After the FibeRio meeting, Salazar met with Rodolfo Sanchez, president and CEO of the Monterrey-based Plasma Gasification and Engineering Corp. The company said it has developed a technology that uses microwaves to turn trash into gas and route that gas through turbines to produce electricity. The process can also refine the gas and distill it into liquid to produce bio-fuels, Sanchez said.
This isn’t new technology, but the company claims their process produces eight times more energy than it uses to microwave the trash, Salazar said.
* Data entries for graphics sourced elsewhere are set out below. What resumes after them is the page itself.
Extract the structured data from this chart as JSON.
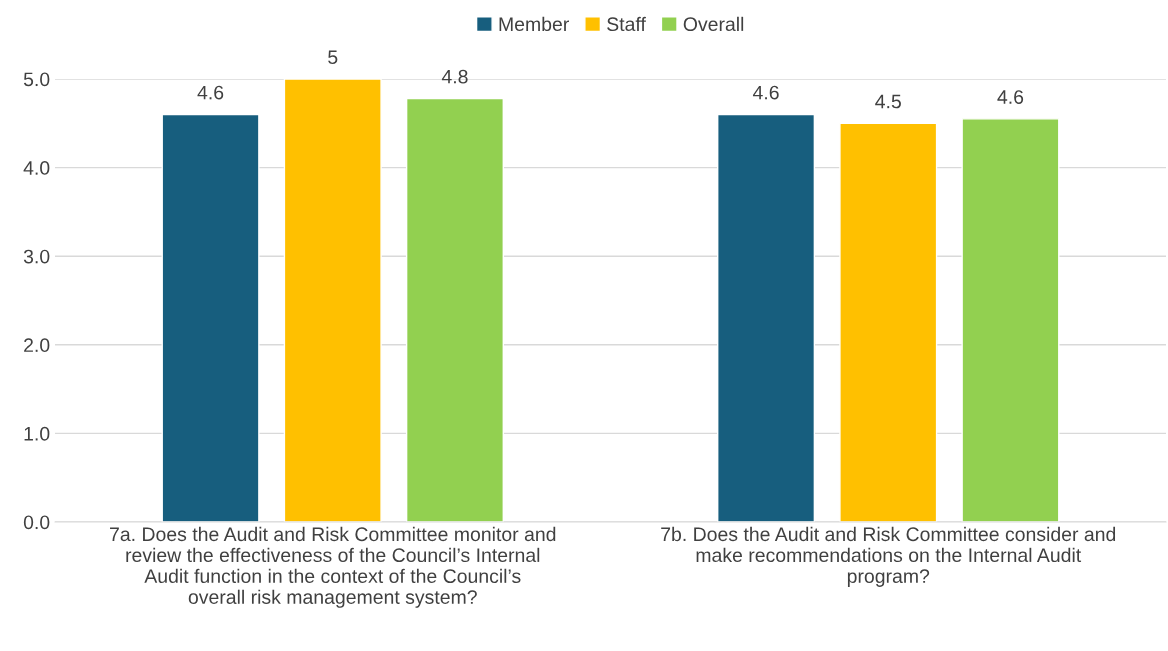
{
  "chart_data": {
    "type": "bar",
    "categories": [
      "7a. Does the Audit and Risk Committee monitor and review the effectiveness of the Council’s Internal Audit function in the context of the Council’s overall risk management system?",
      "7b. Does the Audit and Risk Committee consider and make recommendations on the Internal Audit program?"
    ],
    "series": [
      {
        "name": "Member",
        "color": "#175e7e",
        "values": [
          4.6,
          4.6
        ],
        "value_labels": [
          "4.6",
          "4.6"
        ]
      },
      {
        "name": "Staff",
        "color": "#ffc000",
        "values": [
          5.0,
          4.5
        ],
        "value_labels": [
          "5",
          "4.5"
        ]
      },
      {
        "name": "Overall",
        "color": "#92d050",
        "values": [
          4.78,
          4.55
        ],
        "value_labels": [
          "4.8",
          "4.6"
        ]
      }
    ],
    "ylim": [
      0,
      5.0
    ],
    "yticks": [
      {
        "value": 0,
        "label": "0.0"
      },
      {
        "value": 1,
        "label": "1.0"
      },
      {
        "value": 2,
        "label": "2.0"
      },
      {
        "value": 3,
        "label": "3.0"
      },
      {
        "value": 4,
        "label": "4.0"
      },
      {
        "value": 5,
        "label": "5.0"
      }
    ],
    "grid": "y",
    "legend": "top"
  }
}
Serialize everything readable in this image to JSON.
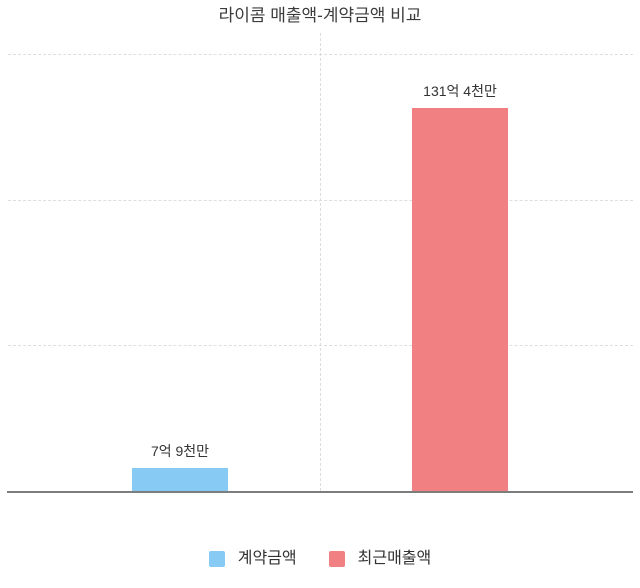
{
  "page": {
    "background_color": "#ffffff"
  },
  "chart_data": {
    "type": "bar",
    "title": "라이콤 매출액-계약금액 비교",
    "categories": [
      "계약금액",
      "최근매출액"
    ],
    "values": [
      790000000,
      13140000000
    ],
    "values_eok": [
      7.9,
      131.4
    ],
    "value_labels": [
      "7억 9천만",
      "131억 4천만"
    ],
    "colors": [
      "#87CBF5",
      "#F08081"
    ],
    "xlabel": "",
    "ylabel": "",
    "ylim": [
      0,
      152
    ],
    "gridline_values_eok": [
      50,
      100,
      150
    ],
    "grid": "horizontal-dashed-with-center-vertical-dashed",
    "axis_line_color": "#7d7d7d",
    "gridline_color": "#dedede",
    "legend": {
      "position": "bottom",
      "items": [
        {
          "label": "계약금액",
          "color": "#87CBF5"
        },
        {
          "label": "최근매출액",
          "color": "#F08081"
        }
      ]
    }
  }
}
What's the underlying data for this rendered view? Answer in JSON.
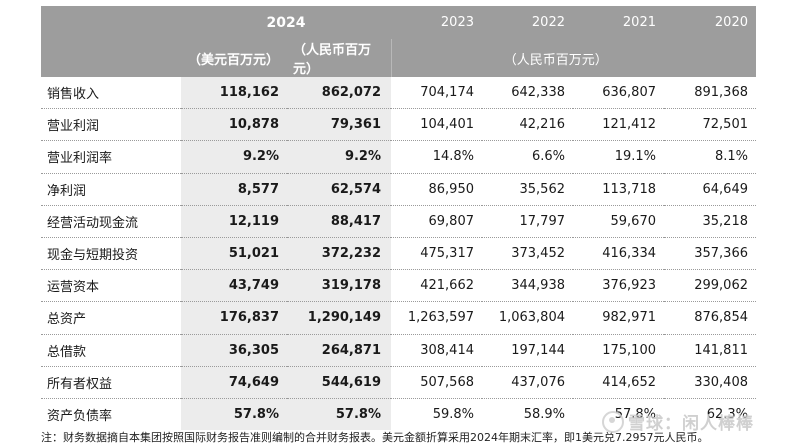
{
  "header": {
    "year_current": "2024",
    "years_prev": [
      "2023",
      "2022",
      "2021",
      "2020"
    ],
    "unit_usd": "（美元百万元）",
    "unit_rmb": "（人民币百万元）",
    "unit_prev": "（人民币百万元）"
  },
  "rows": [
    {
      "label": "销售收入",
      "usd": "118,162",
      "rmb": "862,072",
      "prev": [
        "704,174",
        "642,338",
        "636,807",
        "891,368"
      ]
    },
    {
      "label": "营业利润",
      "usd": "10,878",
      "rmb": "79,361",
      "prev": [
        "104,401",
        "42,216",
        "121,412",
        "72,501"
      ]
    },
    {
      "label": "营业利润率",
      "usd": "9.2%",
      "rmb": "9.2%",
      "prev": [
        "14.8%",
        "6.6%",
        "19.1%",
        "8.1%"
      ]
    },
    {
      "label": "净利润",
      "usd": "8,577",
      "rmb": "62,574",
      "prev": [
        "86,950",
        "35,562",
        "113,718",
        "64,649"
      ]
    },
    {
      "label": "经营活动现金流",
      "usd": "12,119",
      "rmb": "88,417",
      "prev": [
        "69,807",
        "17,797",
        "59,670",
        "35,218"
      ]
    },
    {
      "label": "现金与短期投资",
      "usd": "51,021",
      "rmb": "372,232",
      "prev": [
        "475,317",
        "373,452",
        "416,334",
        "357,366"
      ]
    },
    {
      "label": "运营资本",
      "usd": "43,749",
      "rmb": "319,178",
      "prev": [
        "421,662",
        "344,938",
        "376,923",
        "299,062"
      ]
    },
    {
      "label": "总资产",
      "usd": "176,837",
      "rmb": "1,290,149",
      "prev": [
        "1,263,597",
        "1,063,804",
        "982,971",
        "876,854"
      ]
    },
    {
      "label": "总借款",
      "usd": "36,305",
      "rmb": "264,871",
      "prev": [
        "308,414",
        "197,144",
        "175,100",
        "141,811"
      ]
    },
    {
      "label": "所有者权益",
      "usd": "74,649",
      "rmb": "544,619",
      "prev": [
        "507,568",
        "437,076",
        "414,652",
        "330,408"
      ]
    },
    {
      "label": "资产负债率",
      "usd": "57.8%",
      "rmb": "57.8%",
      "prev": [
        "59.8%",
        "58.9%",
        "57.8%",
        "62.3%"
      ]
    }
  ],
  "footnote": "注：财务数据摘自本集团按照国际财务报告准则编制的合并财务报表。美元金额折算采用2024年期末汇率，即1美元兑7.2957元人民币。",
  "watermark": {
    "text": "雪球：闲人棒棒",
    "icon": "snowball-logo-icon"
  },
  "colors": {
    "header_bg": "#9d9d9d",
    "highlight_bg": "#ececec",
    "divider": "#9a9a9a"
  }
}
Existing processes have a 1-to-1 ratio, he added.
Salazar would like to help the company produce a pitch for city officials to use their technology on the city’s waste dump, but first, he wanted the process proven by UTPA.
Salazar wrung his pen as Sanchez updated him on the university’s progress.
If all goes well, the hedge fund managers will invest in the company, Salazar said.
Earlier Monday, Kial Gramley, vice president of marketing and business development for FibeRio, sat across the table from Salazar, listening quietly with his head down and taking notes as his boss made the pitch. Gramley’s job, about 80 percent of his time, he said, is to find money.
The hedge fund managers weren’t interested in investing, they said, because the company was not a good fit for their investment portfolio, which is more focused on “green energy.” Neither Gramley nor Salazar seemed all that disappointed and even if they were, neither would violate
business decorum by showing it.
The investors had asked FibeRio to send more details that they would forward along to some friends, perhaps leading to more financing.
“Thanks for the call. I think this is going to be beneficial,” Salazar said. “We look forward to working with you guys on those other projects.”